И сейчас он как будто снова, как тогда, был в этой подворотне, чувствовал, как тают на лице крупные рыхлые снежинки, оставляя на щеках мокрые следы — почти как слезы, — и стынут ноги, и предательски прыгает в кармане рука. Не вспоминать! Не вспоминать! Не погружаться в прошлое, в этот морок и мрак! За шкирку тащить себя оттуда! Иначе — конец. Конец планам, начатому делу — делу жизни. Он не выкарабкается второй раз.
Он уехал в Ялту. Крым отогрел его. Снова появилась жадность к работе, всколыхнулись прежние амбиции. Он продал московскую кинофабрику. Купил урочище Артек. Начал строительство студии. Запустил первые серии. Денег катастрофически не хватало, но он не привык отступать. Мысль о создании крымской Калифорнии, русского Холливуда крепко засела в его круглой упрямой башке.

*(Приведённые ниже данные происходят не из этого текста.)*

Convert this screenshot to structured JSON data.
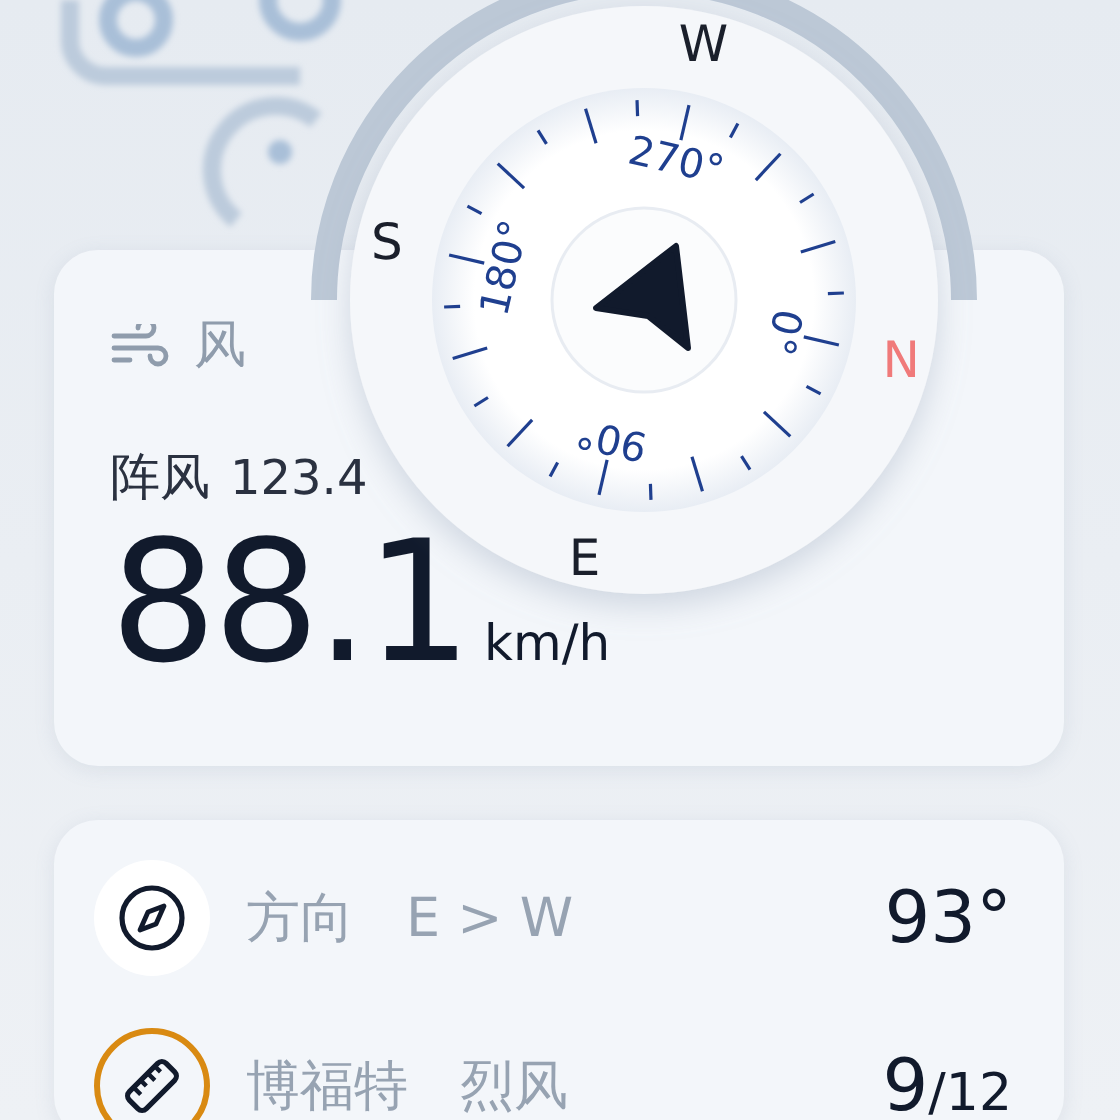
{
  "compass": {
    "cardinals": [
      {
        "label": "N",
        "color": "#f07a7a"
      },
      {
        "label": "E",
        "color": "#1a1f2b"
      },
      {
        "label": "S",
        "color": "#1a1f2b"
      },
      {
        "label": "W",
        "color": "#1a1f2b"
      }
    ],
    "degrees": [
      "0°",
      "90°",
      "180°",
      "270°"
    ]
  },
  "wind": {
    "title": "风",
    "gust_label": "阵风",
    "gust_value": "123.4",
    "speed": "88.1",
    "unit": "km/h"
  },
  "details": [
    {
      "kind": "compass",
      "label": "方向",
      "value": "E > W",
      "reading": "93°"
    },
    {
      "kind": "ruler",
      "label": "博福特",
      "value": "烈风",
      "reading": "9",
      "reading_max": "/12"
    }
  ]
}
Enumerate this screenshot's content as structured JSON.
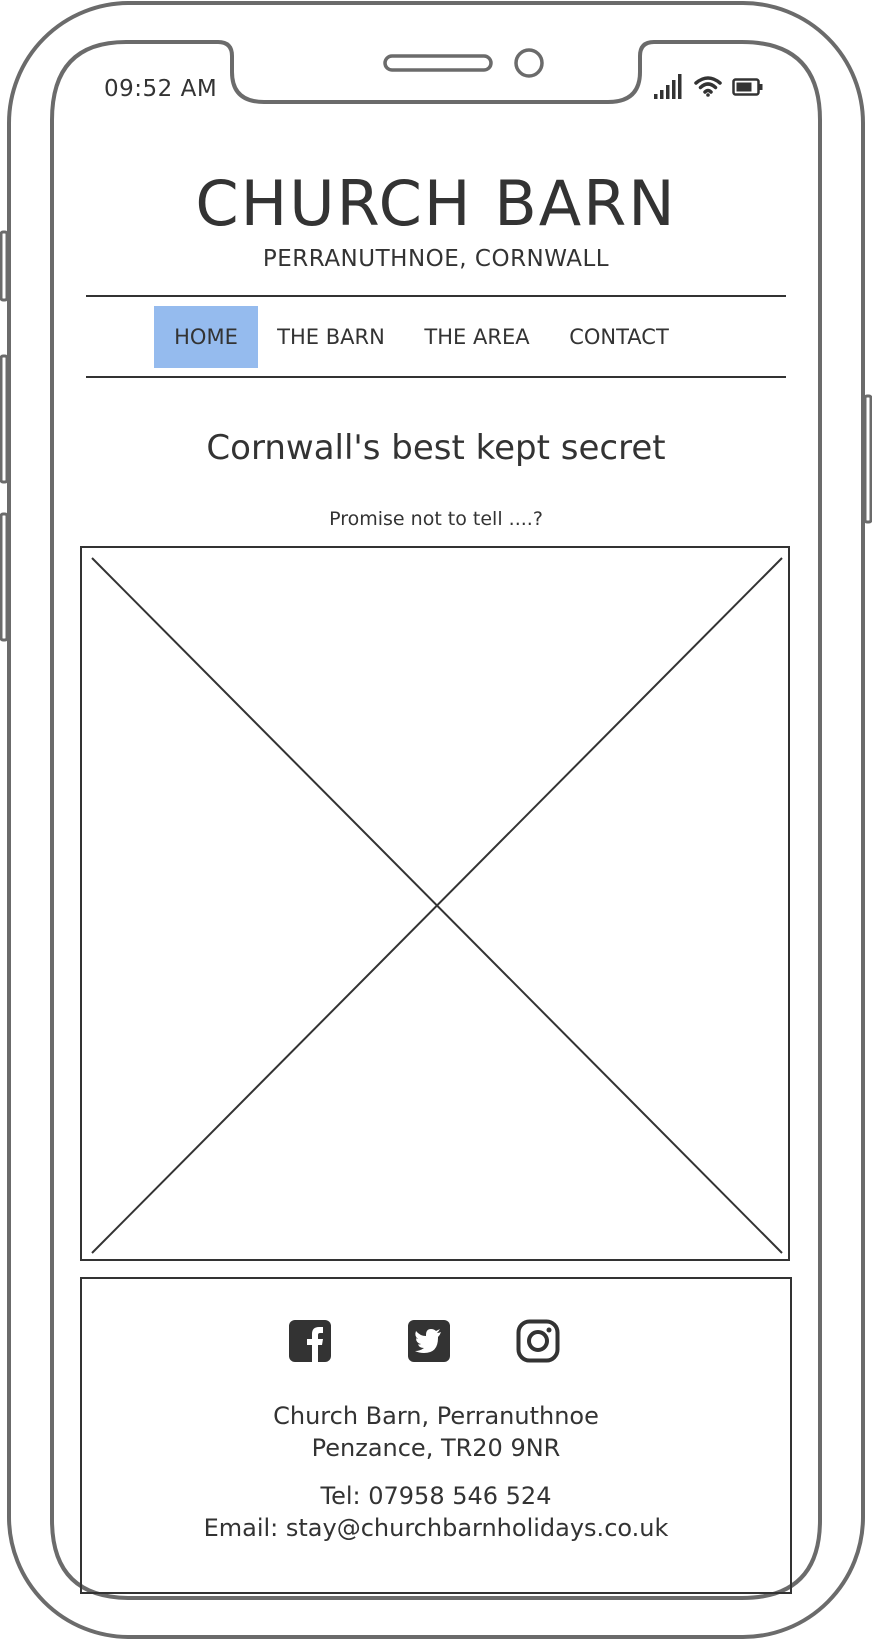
{
  "status_bar": {
    "time": "09:52 AM",
    "signal_icon": "signal-bars-icon",
    "wifi_icon": "wifi-icon",
    "battery_icon": "battery-icon"
  },
  "header": {
    "title": "CHURCH BARN",
    "subtitle": "PERRANUTHNOE, CORNWALL"
  },
  "nav": {
    "items": [
      {
        "label": "HOME",
        "active": true
      },
      {
        "label": "THE BARN",
        "active": false
      },
      {
        "label": "THE AREA",
        "active": false
      },
      {
        "label": "CONTACT",
        "active": false
      }
    ],
    "active_color": "#95bbee"
  },
  "main": {
    "headline": "Cornwall's best kept secret",
    "tagline": "Promise not to tell ....?"
  },
  "footer": {
    "social": [
      {
        "icon": "facebook-icon"
      },
      {
        "icon": "twitter-icon"
      },
      {
        "icon": "instagram-icon"
      }
    ],
    "address_line1": "Church Barn, Perranuthnoe",
    "address_line2": "Penzance, TR20 9NR",
    "phone": "Tel: 07958 546 524",
    "email": "Email: stay@churchbarnholidays.co.uk"
  },
  "colors": {
    "ink": "#333333",
    "frame": "#6b6b6b"
  }
}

Дождь дал кратковременную передышку, и влажный ветер мягко овевал лицо. Ожогин устал — главным образом от воспоминаний. Вот так всегда — красота действовала расслабляюще, возвращала мыслями к Ларе, и он становился беззащитным перед прошлым. Тоска предательской лапой вцеплялась в горло. Со дна души поднималось так и не изжитое чувство вины. Куда от него деваться? Оно всегда с ним. Иногда кажется, что все забыто. Но это иллюзия. Кто-то сказал, что синема — иллюзия, пойманная в силки и запечатленная на экране. Ожогин, человек сугубо практический, имеющий дело с осязаемыми вещами, всегда смеялся над подобными фантазиями. Синема — это доски, картон, металл, целлулоид, человеческая плоть. Зря смеялся. Оказывается, и сам он живет в вымышленном мире.